Al padre, muerto, actor de una fantasía vigorosa, lo acompaña, como es natural, la madre, Augustine Coilliot, singular por haber aceptado, inusualmente, dejarlo vivir, solo, en París, a los 13 años y meses, en septiembre de 1818, para complementar su secundaria con estudios de retórica y griego. André Billy, uno de los biógrafos de Sainte-Beuve, se conmueve al dibujar en su mente la estampa de la viuda de 55 años tomando la diligencia rumbo a París para entregar a su hijo a su destino. Niño prodigio, cuyo primer y acaso único prodigio fue haber elegido, precisamente, eso, su destino. No será sino hasta 1823 cuando Augustine alcance a su hijo en París. Auxiliados por una tía, vivieron juntos el resto de sus días. Soltero empedernido, si los hay en la historia de la literatura, Sainte-Beuve enterró a su madre en 1850. Ella tenía 86 años.

A través de las cartas de Sainte-Beuve a Eustache Barbe, futuro filólogo y canónigo, su mejor amigo, asistimos a un hermoso espectáculo: el de un niño tan libre como un heroicito de Mark Twain, recorriendo no el río Mississippi y sus pantanos, sino el París de la Restauración. Más un Tom Sawyer que hace impostación de inocencia que un Huckleberry Finn pasándose de listo, el pequeño Sainte-Beuve entraba y salía a placer de las academias y los cenáculos: fue dueño absoluto de sus lecturas.

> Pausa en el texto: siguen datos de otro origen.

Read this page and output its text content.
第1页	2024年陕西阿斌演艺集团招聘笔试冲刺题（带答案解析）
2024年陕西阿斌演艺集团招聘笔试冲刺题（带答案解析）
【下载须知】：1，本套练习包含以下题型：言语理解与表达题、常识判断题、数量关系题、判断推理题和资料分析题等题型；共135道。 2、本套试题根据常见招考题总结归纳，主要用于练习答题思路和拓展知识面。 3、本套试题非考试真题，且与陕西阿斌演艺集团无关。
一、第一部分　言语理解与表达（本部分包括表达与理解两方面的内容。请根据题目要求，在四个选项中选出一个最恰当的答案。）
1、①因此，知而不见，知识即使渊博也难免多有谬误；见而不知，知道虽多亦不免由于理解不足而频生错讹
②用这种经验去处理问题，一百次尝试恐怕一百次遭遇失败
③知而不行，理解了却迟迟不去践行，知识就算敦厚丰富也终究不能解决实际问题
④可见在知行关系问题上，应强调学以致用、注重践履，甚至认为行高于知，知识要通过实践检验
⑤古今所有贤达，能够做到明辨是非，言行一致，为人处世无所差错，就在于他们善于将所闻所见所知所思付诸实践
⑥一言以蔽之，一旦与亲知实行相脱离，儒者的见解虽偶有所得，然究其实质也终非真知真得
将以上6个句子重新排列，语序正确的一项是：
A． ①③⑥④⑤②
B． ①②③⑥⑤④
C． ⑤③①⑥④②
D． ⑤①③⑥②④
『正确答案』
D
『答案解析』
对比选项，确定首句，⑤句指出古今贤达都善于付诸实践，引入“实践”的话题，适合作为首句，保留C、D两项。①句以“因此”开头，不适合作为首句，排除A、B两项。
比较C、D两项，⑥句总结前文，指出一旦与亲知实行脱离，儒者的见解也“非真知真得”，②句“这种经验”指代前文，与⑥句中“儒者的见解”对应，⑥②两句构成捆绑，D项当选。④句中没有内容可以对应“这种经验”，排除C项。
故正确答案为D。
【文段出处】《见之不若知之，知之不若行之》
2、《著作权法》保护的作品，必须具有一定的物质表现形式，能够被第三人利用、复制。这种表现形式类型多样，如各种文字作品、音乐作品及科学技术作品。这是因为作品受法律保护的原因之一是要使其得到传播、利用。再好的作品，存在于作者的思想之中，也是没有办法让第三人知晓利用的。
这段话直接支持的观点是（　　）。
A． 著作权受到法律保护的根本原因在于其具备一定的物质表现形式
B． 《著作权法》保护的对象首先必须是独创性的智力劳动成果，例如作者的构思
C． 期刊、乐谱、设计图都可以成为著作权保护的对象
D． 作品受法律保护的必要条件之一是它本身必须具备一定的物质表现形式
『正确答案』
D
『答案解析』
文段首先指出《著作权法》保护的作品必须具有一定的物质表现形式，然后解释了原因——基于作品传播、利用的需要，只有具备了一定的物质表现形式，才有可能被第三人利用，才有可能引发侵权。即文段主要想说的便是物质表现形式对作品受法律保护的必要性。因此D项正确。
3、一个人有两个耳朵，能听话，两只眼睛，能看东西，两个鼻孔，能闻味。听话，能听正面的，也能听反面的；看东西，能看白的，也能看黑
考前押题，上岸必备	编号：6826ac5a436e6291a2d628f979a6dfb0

Tuvo, niño, a la libertad intelectual como su posesión más preciosa. Padeció mucho lejos de su madre, aquejado de las añoranzas predecibles del hogar y de la muy provinciana y feúcha, hasta la fecha, Boulogne-sur-Mer. Se consolaba en su amargura leyendo el salmo donde los hebreos cautivos en Babilonia añoraban...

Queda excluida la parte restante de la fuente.